The example of Chibanis
The newspaper Libération has also shed light on the situation of the so-called Chibani. Chibani are former migrant workers originating from Maghreb who came to France in Les Trentes Glorieuses (The Glorious Thirty). Most of them continue to live in precarious conditions and are hosted in foster homes. Ordinarily they go back to their country of origins for Ramadan. Separated from their families they suffer from isolation and due to their age and promiscuity they run a higher risk of being contaminated. Unfamiliar with social media, they would be marginalized without the action of volunteers from diverse organisations and social services.

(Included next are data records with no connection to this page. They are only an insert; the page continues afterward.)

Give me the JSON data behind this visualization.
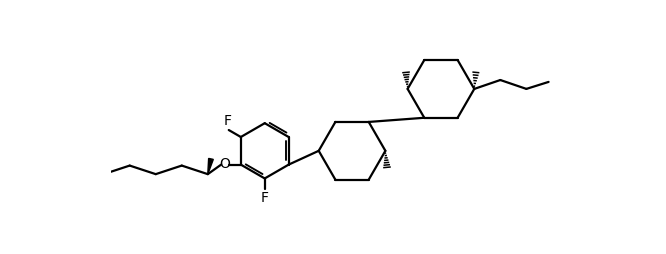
{
  "line_color": "#000000",
  "background_color": "#ffffff",
  "lw": 1.6,
  "figsize": [
    6.66,
    2.54
  ],
  "dpi": 100,
  "font_size": 10,
  "label_F1": "F",
  "label_F2": "F",
  "label_O": "O"
}
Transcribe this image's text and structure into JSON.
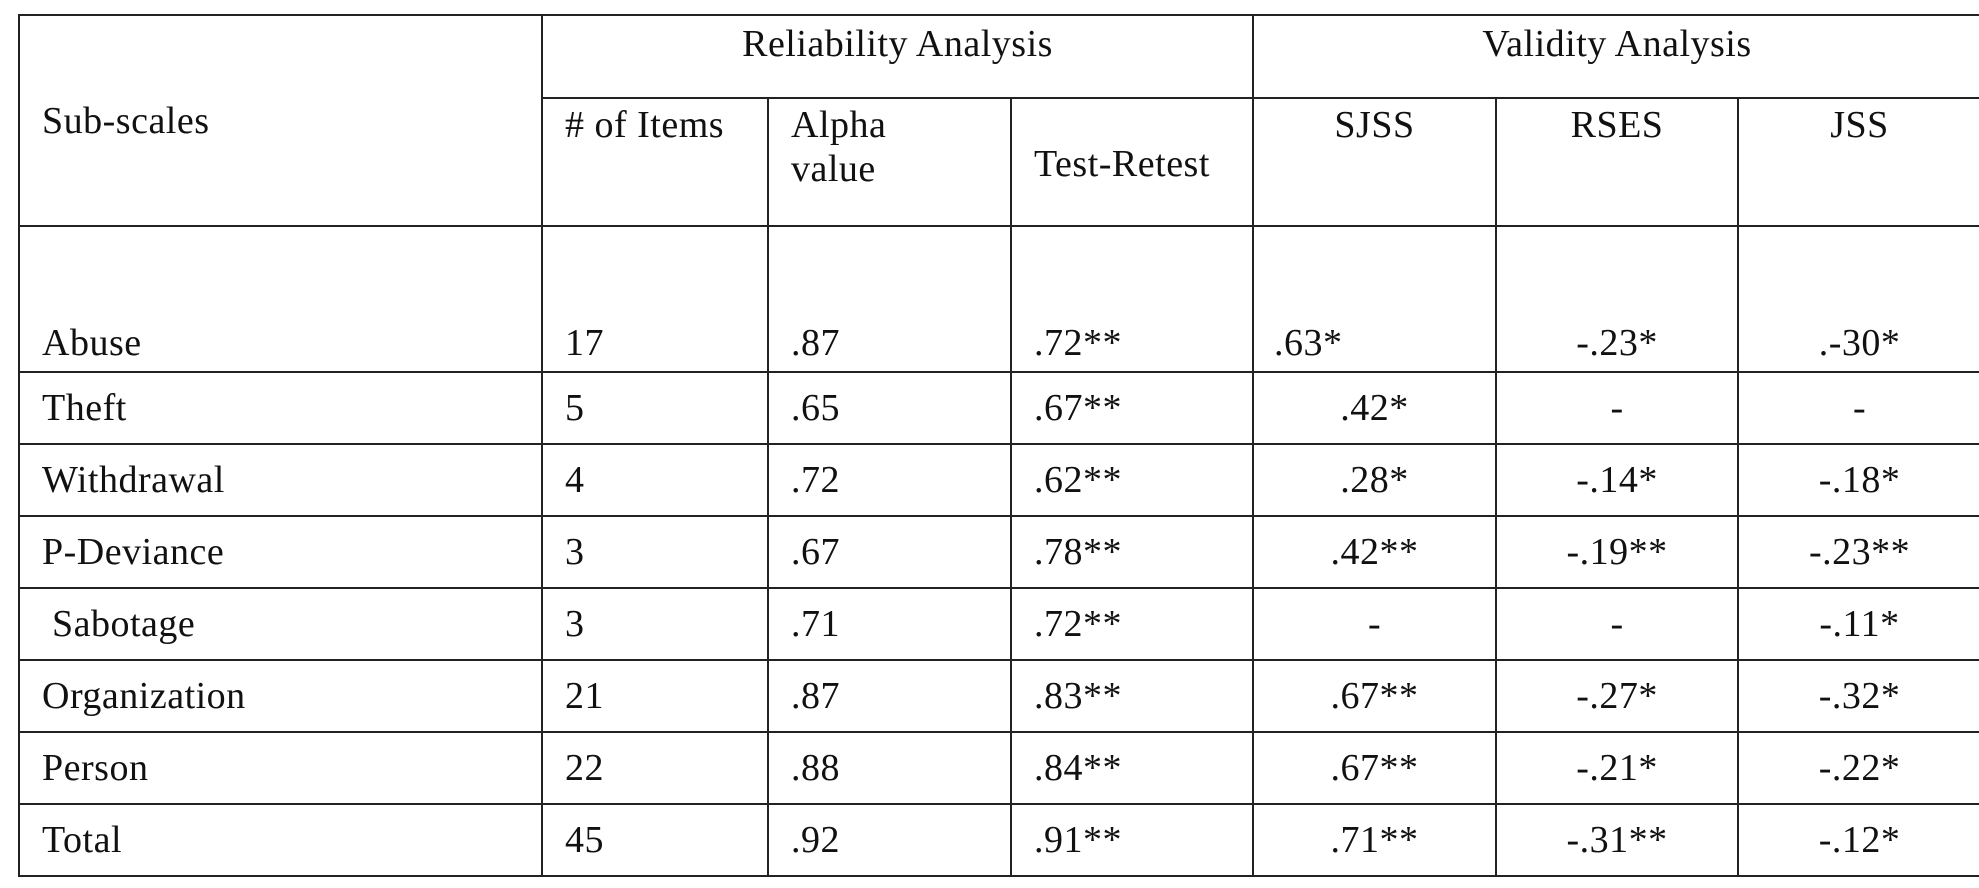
{
  "table": {
    "subscales_header": "Sub-scales",
    "groups": {
      "reliability": "Reliability Analysis",
      "validity": "Validity Analysis"
    },
    "columns": {
      "items": "# of Items",
      "alpha_line1": "Alpha",
      "alpha_line2": "value",
      "test_retest": "Test-Retest",
      "sjss": "SJSS",
      "rses": "RSES",
      "jss": "JSS"
    },
    "rows": [
      {
        "label": "Abuse",
        "items": "17",
        "alpha": ".87",
        "test_retest": ".72**",
        "sjss": ".63*",
        "rses": "-.23*",
        "jss": ".-30*"
      },
      {
        "label": "Theft",
        "items": "5",
        "alpha": ".65",
        "test_retest": ".67**",
        "sjss": ".42*",
        "rses": "-",
        "jss": "-"
      },
      {
        "label": "Withdrawal",
        "items": "4",
        "alpha": ".72",
        "test_retest": ".62**",
        "sjss": ".28*",
        "rses": "-.14*",
        "jss": "-.18*"
      },
      {
        "label": "P-Deviance",
        "items": "3",
        "alpha": ".67",
        "test_retest": ".78**",
        "sjss": ".42**",
        "rses": "-.19**",
        "jss": "-.23**"
      },
      {
        "label": " Sabotage",
        "items": "3",
        "alpha": ".71",
        "test_retest": ".72**",
        "sjss": "-",
        "rses": "-",
        "jss": "-.11*"
      },
      {
        "label": "Organization",
        "items": "21",
        "alpha": ".87",
        "test_retest": ".83**",
        "sjss": ".67**",
        "rses": "-.27*",
        "jss": "-.32*"
      },
      {
        "label": "Person",
        "items": "22",
        "alpha": ".88",
        "test_retest": ".84**",
        "sjss": ".67**",
        "rses": "-.21*",
        "jss": "-.22*"
      },
      {
        "label": "Total",
        "items": "45",
        "alpha": ".92",
        "test_retest": ".91**",
        "sjss": ".71**",
        "rses": "-.31**",
        "jss": "-.12*"
      }
    ]
  }
}
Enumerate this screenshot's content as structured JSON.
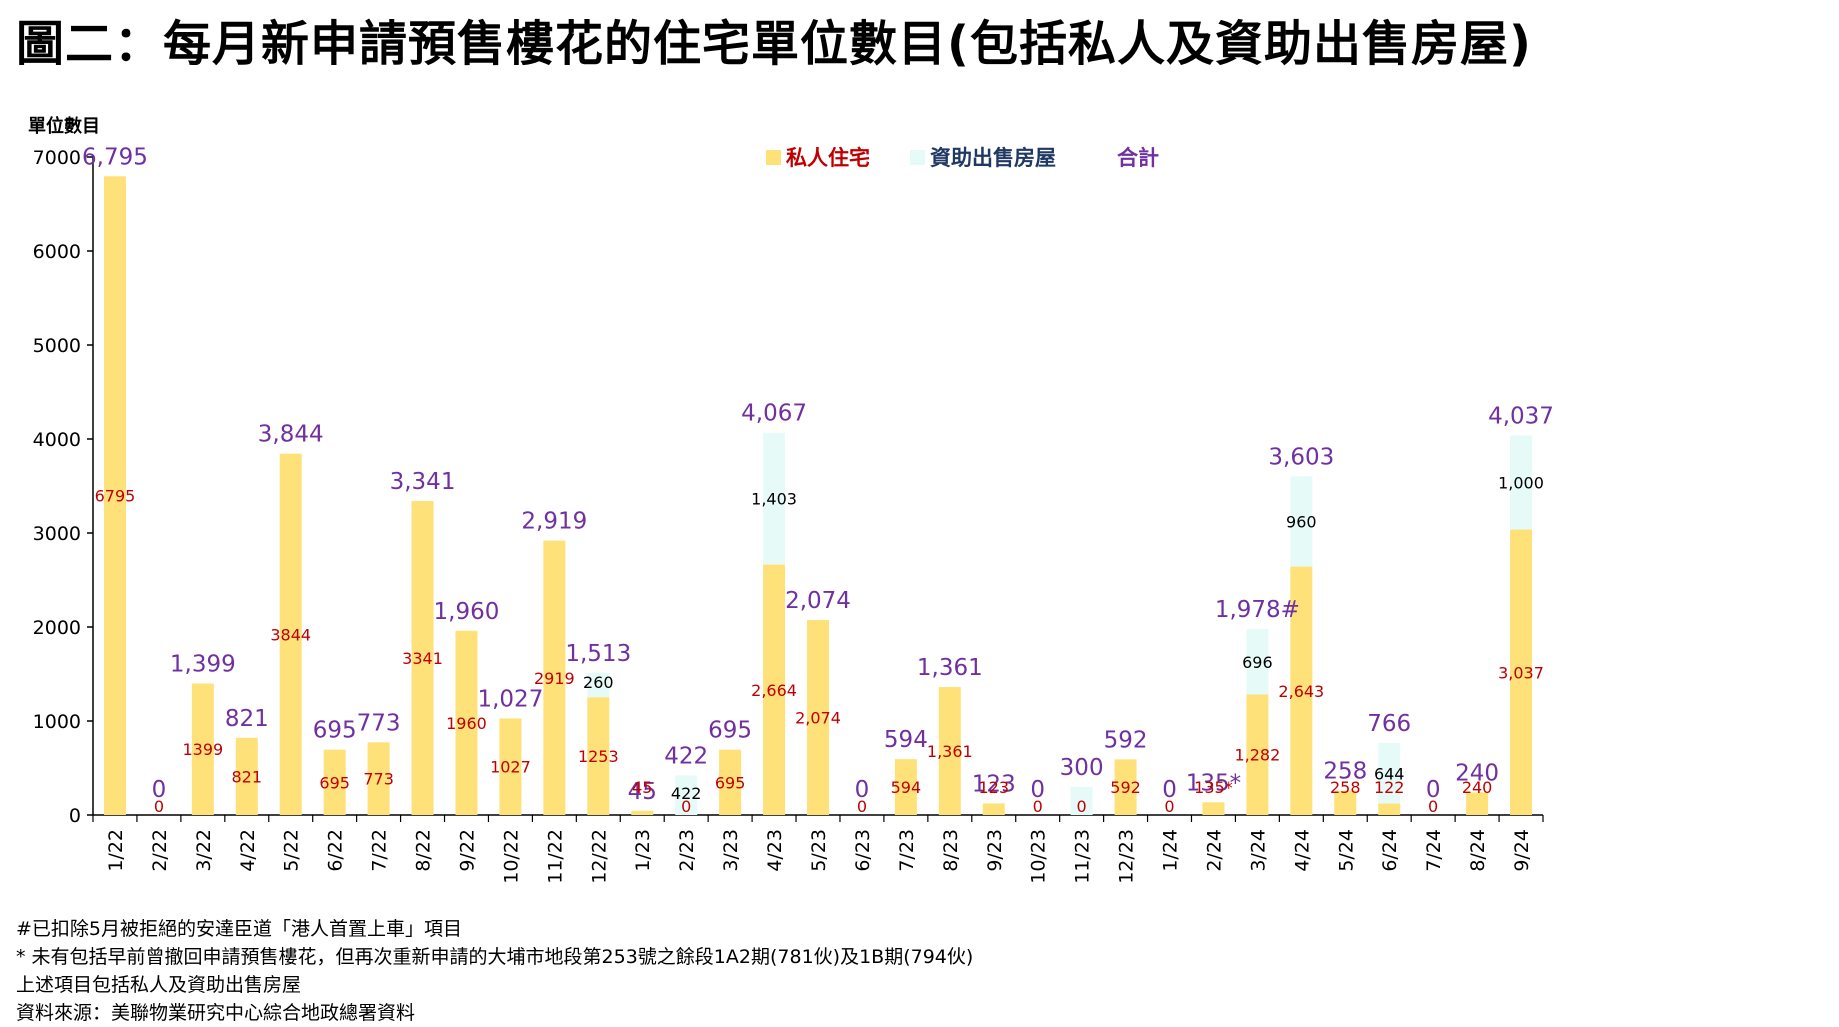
{
  "title": "圖二：每月新申請預售樓花的住宅單位數目(包括私人及資助出售房屋)",
  "colors": {
    "private": "#FFE17A",
    "subsidised": "#E6FBF8",
    "total_label": "#7030A0",
    "private_label": "#C00000",
    "subsidised_label": "#000000"
  },
  "chart_data": {
    "type": "bar",
    "stacked": true,
    "ylabel": "單位數目",
    "ylim": [
      0,
      7000
    ],
    "yticks": [
      0,
      1000,
      2000,
      3000,
      4000,
      5000,
      6000,
      7000
    ],
    "legend_position": "top",
    "legend": [
      "私人住宅",
      "資助出售房屋",
      "合計"
    ],
    "categories": [
      "1/22",
      "2/22",
      "3/22",
      "4/22",
      "5/22",
      "6/22",
      "7/22",
      "8/22",
      "9/22",
      "10/22",
      "11/22",
      "12/22",
      "1/23",
      "2/23",
      "3/23",
      "4/23",
      "5/23",
      "6/23",
      "7/23",
      "8/23",
      "9/23",
      "10/23",
      "11/23",
      "12/23",
      "1/24",
      "2/24",
      "3/24",
      "4/24",
      "5/24",
      "6/24",
      "7/24",
      "8/24",
      "9/24"
    ],
    "series": [
      {
        "name": "私人住宅",
        "values": [
          6795,
          0,
          1399,
          821,
          3844,
          695,
          773,
          3341,
          1960,
          1027,
          2919,
          1253,
          45,
          0,
          695,
          2664,
          2074,
          0,
          594,
          1361,
          123,
          0,
          0,
          592,
          0,
          135,
          1282,
          2643,
          258,
          122,
          0,
          240,
          3037
        ]
      },
      {
        "name": "資助出售房屋",
        "values": [
          0,
          0,
          0,
          0,
          0,
          0,
          0,
          0,
          0,
          0,
          0,
          260,
          0,
          422,
          0,
          1403,
          0,
          0,
          0,
          0,
          0,
          0,
          300,
          0,
          0,
          0,
          696,
          960,
          0,
          644,
          0,
          0,
          1000
        ]
      }
    ],
    "private_labels": [
      "6795",
      "0",
      "1399",
      "821",
      "3844",
      "695",
      "773",
      "3341",
      "1960",
      "1027",
      "2919",
      "1253",
      "45",
      "0",
      "695",
      "2,664",
      "2,074",
      "0",
      "594",
      "1,361",
      "123",
      "0",
      "0",
      "592",
      "0",
      "135*",
      "1,282",
      "2,643",
      "258",
      "122",
      "0",
      "240",
      "3,037"
    ],
    "subsidised_labels": [
      "",
      "",
      "",
      "",
      "",
      "",
      "",
      "",
      "",
      "",
      "",
      "260",
      "",
      "422",
      "",
      "1,403",
      "",
      "",
      "",
      "",
      "",
      "",
      "",
      "",
      "",
      "",
      "696",
      "960",
      "",
      "644",
      "",
      "",
      "1,000"
    ],
    "total_labels": [
      "6,795",
      "0",
      "1,399",
      "821",
      "3,844",
      "695",
      "773",
      "3,341",
      "1,960",
      "1,027",
      "2,919",
      "1,513",
      "45",
      "422",
      "695",
      "4,067",
      "2,074",
      "0",
      "594",
      "1,361",
      "123",
      "0",
      "300",
      "592",
      "0",
      "135*",
      "1,978#",
      "3,603",
      "258",
      "766",
      "0",
      "240",
      "4,037"
    ]
  },
  "notes": [
    "#已扣除5月被拒絕的安達臣道「港人首置上車」項目",
    "* 未有包括早前曾撤回申請預售樓花，但再次重新申請的大埔市地段第253號之餘段1A2期(781伙)及1B期(794伙)",
    "上述項目包括私人及資助出售房屋",
    "資料來源：美聯物業研究中心綜合地政總署資料"
  ]
}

Uncertainties Regarding Eid Celebrations
May the 4th, the French Minister of the Interior Christophe Castaner has announced the potential reopening of religious ceremonies May the 9thas opposed to initially planed June 2d. Such date would allow the celebration of Pentecotes for Christians and risk Muslims to feel discriminated, as Eid should take place May the 24th. The Grand Mosque of Paris [La Grande Mosquée de Paris] published a statement where it explained its “disarray”. Negotiations between the Minister of the Interior and the major Muslim federations are currently on going and will probably also be determined by the general sanitary context, as France would gradually “ease” lockdown on May 11.